Realistically neither of us should be considering failure at this point. We wanted to try something different, we did. We didn't know what would happen, we weren't sure if it would be a good fit or not, there weren't expectations. Okay, I think she had some unstated expectations, the expectations I had were confined to her learning to drive and coming home sooner than later. She didn't learn to drive but she did drive more there than she ever has here. She is coming home sooner than later, I just wish it wasn't breaking her heart so much.

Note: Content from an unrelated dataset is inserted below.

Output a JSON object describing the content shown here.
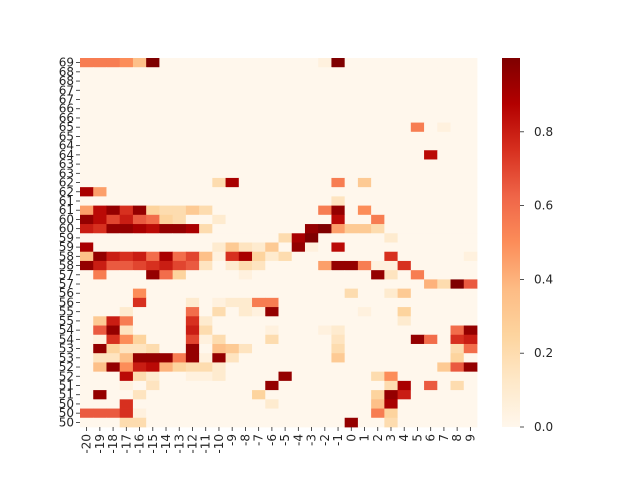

I'm glad to have my baby girl back. I have a better idea of what I need to do to support her. Those are good things. We can give her some extra support and love so that she can fly when she feels ready. I think she feels like she should be flying now. She's seen most of her friends fly off to college and they seem great. She wasn't ready for that and that's okay. I hope she'll relieve herself of that pressure. If you have suggestions about how I can help her release that let me know. 

I want to help her release those expectations and fears and that feeling of failure so she can be free. I realize that I too need to release my own expectations and fears and feelings of failure so I do not infect her any more than what's been done. Perhaps we can learn to fly together.